As the orchestrated chaos at America’s southern border remains unrelenting, President Obama is doing what he does best: ignoring another crisis in favor of fundraising. And despite that fundraising taking place in Texas, the state hardest hit by the onslaught of illegal alien children, White House Press Secretary Josh Earnest insisted Monday that Obama had no intention of visiting the border. Sen. John Cornyn (R-TX) was incensed. “President Obama needs a wakeup call — and visiting the border and seeing firsthand the severity of this ongoing crisis is that wakeup call,” he said in remarks prepared for airing on Senate floor.
It’s not going to happen, and even Democrats are beginning to get exasperated. On Sunday, Rep. Henry Cuellar (D-TX), whose congressional district sits on the U.S.-Mexican border, accused the White House of being late to the game. “With all due respect to the administration, they’re one step behind. They should have seen this coming a long time ago,” Cuellar told CNN’s Candy Crowley on “State of the Union.”
Actually they did, and not just recently. On January 29, 2014 an ad placed at the FedBizOpps.Gov website was looking to procure escort services for 65,000 Unaccompanied Alien Children (UACs). Contained in the same ad was a far greater indicator of the Obama administration’s ultimate intentions once that crisis developed. Whoever provided the escort services was also expected to transport “these juveniles to Office of Refugee Resettlement (ORR) shelters located throughout the continental United States.” That would be the ORR whose mission is to “provide people in need with critical resources to assist them in becoming integrated members of American society.”
In other the words, the administration was not only anticipating a crisis before one developed, it had seemingly decided that the massive influx of illegals would be categorized as “refugees.” Yesterday the United Nations got into the act, urging the administration to embrace that definition as a means of making thousands of illegals eligible for asylum, rather than sending them home. When asked whether the administration considered the current border assault a refugee crisis, White House spokesman Josh Earnest said it was “a humanitarian situation that requires urgent attention.”
Yet urgent attention is exactly what is lacking, and the administration is citing the William Wilberforce Trafficking Victims Protection Reauthorization Act of 2008 as the reason. Enacted by a Democratically-controlled Congress and signed by President Bush, the law offers additional protections to UACs who are not from Canada or Mexico. Those protections include an opportunity to appear at an immigration hearing, consult with an advocate, possibly retain counsel, and receive placement by the Department of Health and Human Services (HHS), which is tasked with placing the child “in the least restrictive setting that is in the best interest of the child.”

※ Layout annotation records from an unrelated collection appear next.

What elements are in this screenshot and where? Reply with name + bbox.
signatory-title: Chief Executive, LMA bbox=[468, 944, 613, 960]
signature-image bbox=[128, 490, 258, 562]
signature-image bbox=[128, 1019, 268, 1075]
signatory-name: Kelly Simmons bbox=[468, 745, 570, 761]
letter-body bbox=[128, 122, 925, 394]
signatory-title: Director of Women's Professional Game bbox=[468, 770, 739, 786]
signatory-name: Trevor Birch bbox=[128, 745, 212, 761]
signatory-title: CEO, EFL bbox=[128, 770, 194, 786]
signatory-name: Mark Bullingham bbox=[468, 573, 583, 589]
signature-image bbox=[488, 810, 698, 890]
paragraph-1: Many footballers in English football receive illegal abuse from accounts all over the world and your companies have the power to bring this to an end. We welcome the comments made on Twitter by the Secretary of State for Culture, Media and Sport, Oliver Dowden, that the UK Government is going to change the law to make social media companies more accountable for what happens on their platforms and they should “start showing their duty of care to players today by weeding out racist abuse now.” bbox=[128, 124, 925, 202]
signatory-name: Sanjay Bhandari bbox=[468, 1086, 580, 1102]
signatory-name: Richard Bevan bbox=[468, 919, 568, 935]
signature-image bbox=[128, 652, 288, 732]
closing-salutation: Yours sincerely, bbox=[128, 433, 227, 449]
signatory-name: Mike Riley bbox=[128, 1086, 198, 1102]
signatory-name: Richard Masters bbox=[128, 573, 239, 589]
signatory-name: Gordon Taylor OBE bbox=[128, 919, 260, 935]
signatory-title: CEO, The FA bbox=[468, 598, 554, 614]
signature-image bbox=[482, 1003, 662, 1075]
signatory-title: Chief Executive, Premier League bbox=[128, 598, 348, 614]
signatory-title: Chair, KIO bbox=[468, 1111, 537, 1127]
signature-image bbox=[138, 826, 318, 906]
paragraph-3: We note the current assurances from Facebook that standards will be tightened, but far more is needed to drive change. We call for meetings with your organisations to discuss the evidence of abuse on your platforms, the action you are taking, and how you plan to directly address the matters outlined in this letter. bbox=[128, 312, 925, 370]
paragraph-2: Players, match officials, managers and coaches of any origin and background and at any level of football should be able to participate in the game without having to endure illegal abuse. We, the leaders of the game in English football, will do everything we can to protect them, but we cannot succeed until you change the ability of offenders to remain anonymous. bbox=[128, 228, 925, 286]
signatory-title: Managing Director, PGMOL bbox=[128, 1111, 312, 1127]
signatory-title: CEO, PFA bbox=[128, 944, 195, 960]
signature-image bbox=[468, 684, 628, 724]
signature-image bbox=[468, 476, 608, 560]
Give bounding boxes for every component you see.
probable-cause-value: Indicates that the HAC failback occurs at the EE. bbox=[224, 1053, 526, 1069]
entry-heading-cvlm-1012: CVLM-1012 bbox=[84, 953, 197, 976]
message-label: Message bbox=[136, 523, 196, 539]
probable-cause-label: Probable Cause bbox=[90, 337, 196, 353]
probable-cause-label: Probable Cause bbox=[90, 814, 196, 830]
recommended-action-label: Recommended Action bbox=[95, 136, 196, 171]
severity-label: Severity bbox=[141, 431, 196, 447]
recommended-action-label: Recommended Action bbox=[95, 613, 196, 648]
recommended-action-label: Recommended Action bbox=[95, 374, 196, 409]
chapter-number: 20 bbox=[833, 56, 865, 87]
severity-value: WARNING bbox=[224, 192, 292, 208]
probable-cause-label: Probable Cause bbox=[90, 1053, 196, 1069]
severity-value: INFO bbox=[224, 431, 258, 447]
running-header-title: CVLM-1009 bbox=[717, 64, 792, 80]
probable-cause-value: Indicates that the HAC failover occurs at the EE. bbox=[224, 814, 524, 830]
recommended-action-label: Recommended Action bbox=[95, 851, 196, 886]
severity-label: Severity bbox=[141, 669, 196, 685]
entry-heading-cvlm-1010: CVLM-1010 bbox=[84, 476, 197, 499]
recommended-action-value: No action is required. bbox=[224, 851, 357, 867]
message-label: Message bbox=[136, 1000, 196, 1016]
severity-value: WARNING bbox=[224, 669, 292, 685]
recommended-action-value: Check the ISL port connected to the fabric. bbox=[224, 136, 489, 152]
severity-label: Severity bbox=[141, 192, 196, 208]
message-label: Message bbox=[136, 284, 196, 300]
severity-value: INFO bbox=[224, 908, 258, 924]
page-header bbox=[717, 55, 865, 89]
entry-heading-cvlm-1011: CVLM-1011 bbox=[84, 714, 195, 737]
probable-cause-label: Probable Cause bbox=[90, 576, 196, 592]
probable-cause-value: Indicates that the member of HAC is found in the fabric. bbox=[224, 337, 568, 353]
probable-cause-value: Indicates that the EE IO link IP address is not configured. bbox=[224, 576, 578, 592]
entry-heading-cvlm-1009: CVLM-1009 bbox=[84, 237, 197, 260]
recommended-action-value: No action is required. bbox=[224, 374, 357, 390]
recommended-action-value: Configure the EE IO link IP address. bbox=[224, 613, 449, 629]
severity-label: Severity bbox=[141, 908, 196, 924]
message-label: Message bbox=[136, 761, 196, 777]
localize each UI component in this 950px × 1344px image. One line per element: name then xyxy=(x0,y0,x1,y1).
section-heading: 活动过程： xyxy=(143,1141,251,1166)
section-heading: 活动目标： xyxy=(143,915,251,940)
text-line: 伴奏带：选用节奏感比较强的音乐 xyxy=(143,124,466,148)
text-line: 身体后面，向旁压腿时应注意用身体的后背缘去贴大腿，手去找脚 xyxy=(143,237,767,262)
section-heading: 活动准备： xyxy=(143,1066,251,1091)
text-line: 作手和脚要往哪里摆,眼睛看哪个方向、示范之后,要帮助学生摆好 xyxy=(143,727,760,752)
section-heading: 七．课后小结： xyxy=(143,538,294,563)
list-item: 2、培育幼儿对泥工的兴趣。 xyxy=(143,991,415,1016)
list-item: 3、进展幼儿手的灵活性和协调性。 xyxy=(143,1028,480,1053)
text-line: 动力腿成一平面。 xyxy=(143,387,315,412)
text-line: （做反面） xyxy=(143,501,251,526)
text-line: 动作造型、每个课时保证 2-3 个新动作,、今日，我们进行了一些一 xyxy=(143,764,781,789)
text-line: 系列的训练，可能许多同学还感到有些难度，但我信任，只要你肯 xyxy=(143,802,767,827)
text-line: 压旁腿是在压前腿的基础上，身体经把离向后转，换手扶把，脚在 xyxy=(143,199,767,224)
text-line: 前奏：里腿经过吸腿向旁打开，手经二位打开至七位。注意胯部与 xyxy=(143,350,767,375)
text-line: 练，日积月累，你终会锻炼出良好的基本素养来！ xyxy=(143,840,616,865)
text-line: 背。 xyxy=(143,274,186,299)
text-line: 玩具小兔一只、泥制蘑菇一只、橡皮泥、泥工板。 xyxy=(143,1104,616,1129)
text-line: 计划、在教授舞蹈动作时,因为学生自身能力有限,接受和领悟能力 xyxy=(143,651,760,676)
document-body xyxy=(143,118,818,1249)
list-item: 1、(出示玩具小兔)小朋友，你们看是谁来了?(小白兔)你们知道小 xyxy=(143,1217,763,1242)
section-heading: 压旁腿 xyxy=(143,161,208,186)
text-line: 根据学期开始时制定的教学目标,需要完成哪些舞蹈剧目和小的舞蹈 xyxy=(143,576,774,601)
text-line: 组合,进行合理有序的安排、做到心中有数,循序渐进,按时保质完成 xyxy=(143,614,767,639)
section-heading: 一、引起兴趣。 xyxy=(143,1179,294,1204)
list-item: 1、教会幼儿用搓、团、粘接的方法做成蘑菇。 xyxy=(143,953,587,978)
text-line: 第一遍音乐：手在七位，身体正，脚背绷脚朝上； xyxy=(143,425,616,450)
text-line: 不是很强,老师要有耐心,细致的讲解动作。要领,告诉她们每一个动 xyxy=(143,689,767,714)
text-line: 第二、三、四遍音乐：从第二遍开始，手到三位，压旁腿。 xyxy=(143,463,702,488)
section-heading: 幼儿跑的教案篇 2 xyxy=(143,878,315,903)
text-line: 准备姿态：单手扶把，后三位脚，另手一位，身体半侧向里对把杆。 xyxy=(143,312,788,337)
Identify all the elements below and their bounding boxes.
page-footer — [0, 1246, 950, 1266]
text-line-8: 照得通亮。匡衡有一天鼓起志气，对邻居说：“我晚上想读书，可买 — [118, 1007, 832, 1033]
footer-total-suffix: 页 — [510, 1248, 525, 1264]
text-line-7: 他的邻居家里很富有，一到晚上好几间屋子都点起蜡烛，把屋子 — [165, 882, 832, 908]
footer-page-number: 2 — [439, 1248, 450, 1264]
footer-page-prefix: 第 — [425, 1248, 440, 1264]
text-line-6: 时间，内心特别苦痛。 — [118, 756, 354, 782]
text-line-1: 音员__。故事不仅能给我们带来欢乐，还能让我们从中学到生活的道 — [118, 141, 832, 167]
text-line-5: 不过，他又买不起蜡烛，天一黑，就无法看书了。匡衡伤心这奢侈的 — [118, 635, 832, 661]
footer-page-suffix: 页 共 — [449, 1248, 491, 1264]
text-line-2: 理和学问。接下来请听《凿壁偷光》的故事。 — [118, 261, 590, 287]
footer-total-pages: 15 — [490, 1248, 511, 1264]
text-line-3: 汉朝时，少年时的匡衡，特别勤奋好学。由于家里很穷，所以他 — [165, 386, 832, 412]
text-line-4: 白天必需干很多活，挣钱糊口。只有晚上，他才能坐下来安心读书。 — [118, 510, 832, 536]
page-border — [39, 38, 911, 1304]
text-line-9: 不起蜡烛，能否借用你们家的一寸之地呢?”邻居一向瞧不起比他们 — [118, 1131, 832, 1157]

Unfortunately for Obama, another Democrat has challenged his interpretation of the statute. “That law already provides the administration with flexibility to accelerate the judicial process in times of crisis,” said Senator Dianne Feinstein (D-CA) who helped craft the Act. “The administration should use that flexibility to speed up the system while still treating these children humanely, with compassion and respect.”